The spontaneously hypertensive rat (SHR) of Okamoto and Aoki (4) develops significant hypertension without added dietary salt. Many patients with hypertension have little or no alteration in blood pressure from increments or decrements of salt intake. Such observations have led to a widespread belief that dietary NaCl is important in hypertensives only if blood pressure changes are observed after changes in NaCl intake. Such a simplistic view of hypertension fails to take into account the possibility that morbidity and mortality might be lowered by restricting dietary NaCl, without a concomitant lowering of blood pressure.

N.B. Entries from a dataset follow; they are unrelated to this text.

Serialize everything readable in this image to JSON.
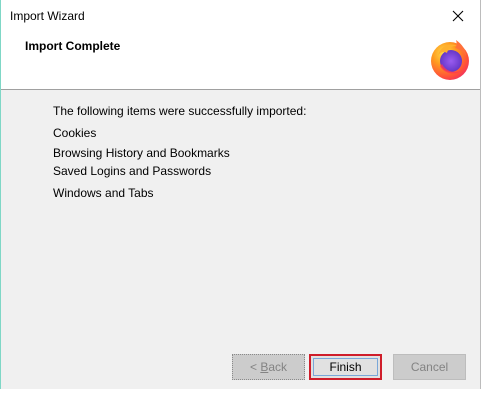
{
  "window": {
    "title": "Import Wizard"
  },
  "header": {
    "title": "Import Complete"
  },
  "content": {
    "intro": "The following items were successfully imported:",
    "items": [
      "Cookies",
      "Browsing History and Bookmarks",
      "Saved Logins and Passwords",
      "Windows and Tabs"
    ]
  },
  "buttons": {
    "back_prefix": "< ",
    "back_key": "B",
    "back_rest": "ack",
    "finish": "Finish",
    "cancel": "Cancel"
  },
  "colors": {
    "highlight": "#cf1d2a",
    "window_bg": "#f0f0f0",
    "header_bg": "#ffffff"
  },
  "icons": {
    "close": "close-icon",
    "logo": "firefox-logo"
  }
}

The effect of a high NaCl intake for periods up to 1 yr has been studied in the SHR with the following conclusions: (a) NaCl accelerated the rate at which hypertension developed in both sexes. (b) The ultimate levels of blood pressure reached by males on either high or low salt diets were similar, however. (c) In females, (1) on high NaCl the average blood pressure ultimately became indistinguishable from males whereas (2) on low NaCl pressure remained significantly lower than that of males. (d) The addition of NaCl to the regimen had a devastating effect on mortality of both sexes and was not directly correlated with the level of blood pressure. Earlier reports were reviewed bearing on the possibility that NaCl is inimical to blood vessels without a necessary relationship to its hypertensinogenic effect. It was concluded that restriction of dietary NaCl would reduce morbidity and mortality in hypertension, whether or not blood pressure was reduced by such measures.